For New Yorkers missing the college dorm experience, your prayers have been answered. This week co-living startup Common has opened its first building in Crown Heights. TechCrunch caught up with founder and tech entrepreneur Brad Hargreaves to find out more about what's going on, but here's the gist:
- The building has four floors, 7,300 square feet of space, and 19 private furnished bedrooms, four communal kitchens, a large dining room, work space and a roof deck.
- The bedrooms, which range from $1,800 to $1,950, are available on a month-to-month basis. Utilities and wi-fi are included.
- There are built-in smart phone features like Bluetooth door locks compatible with keycards, phones and the Apple watch, and Nest thermostats. Mattresses are from Casper, and furniture from Restoration Hardware and West Elm.
- Services include free laundry, regular deliveries of coffee, tea and paper towels, and weekly cleanings in bathrooms and common areas.

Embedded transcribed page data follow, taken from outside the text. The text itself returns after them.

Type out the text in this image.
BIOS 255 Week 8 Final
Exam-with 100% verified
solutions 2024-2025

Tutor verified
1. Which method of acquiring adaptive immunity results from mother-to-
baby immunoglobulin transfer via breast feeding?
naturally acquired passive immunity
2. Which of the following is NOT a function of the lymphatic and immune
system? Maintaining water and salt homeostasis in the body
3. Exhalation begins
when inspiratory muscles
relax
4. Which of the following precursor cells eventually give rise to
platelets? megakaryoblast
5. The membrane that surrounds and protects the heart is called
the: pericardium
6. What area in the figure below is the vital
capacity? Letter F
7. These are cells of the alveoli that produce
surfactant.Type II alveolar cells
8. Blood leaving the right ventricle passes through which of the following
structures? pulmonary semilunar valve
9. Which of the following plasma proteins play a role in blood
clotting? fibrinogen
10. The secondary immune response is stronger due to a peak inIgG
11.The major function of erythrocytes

- There will be group events, like a weekend potluck.
- About 250 people have applied for the 19 available Common spots so far in the neighborhood, according to Hargreaves.
- Common plans to open at least one more location in Brooklyn.
We've written about these co-living spaces before and have come to the conclusion that though many millenials may appreciate the lifestyle (as is apparent from the number of applications Common says it's gotten), this kind of co-living doesn't do much to help with the affordability crisis in New York.
According to StreetEasy, there are currently two furnished Crown Heights three-bedrooms available. The first, which is asking $4,900 a month would come out to about $1,600 per person; the second, which is asking $3,900 a month, would come out to about $1,300 per person, but two people would have to be okay with bunk-bed living.
But if you want to be slightly more economical and go the unfurnished route (hey, thrift stores have some great stuff and maybe you can skip the Common-style extras, there's a four-bedroom for $1,400 a piece and a five-bedroom for less than $1,000 a piece.
So the question is, if communal living is your thing, is Common worth the extra cost?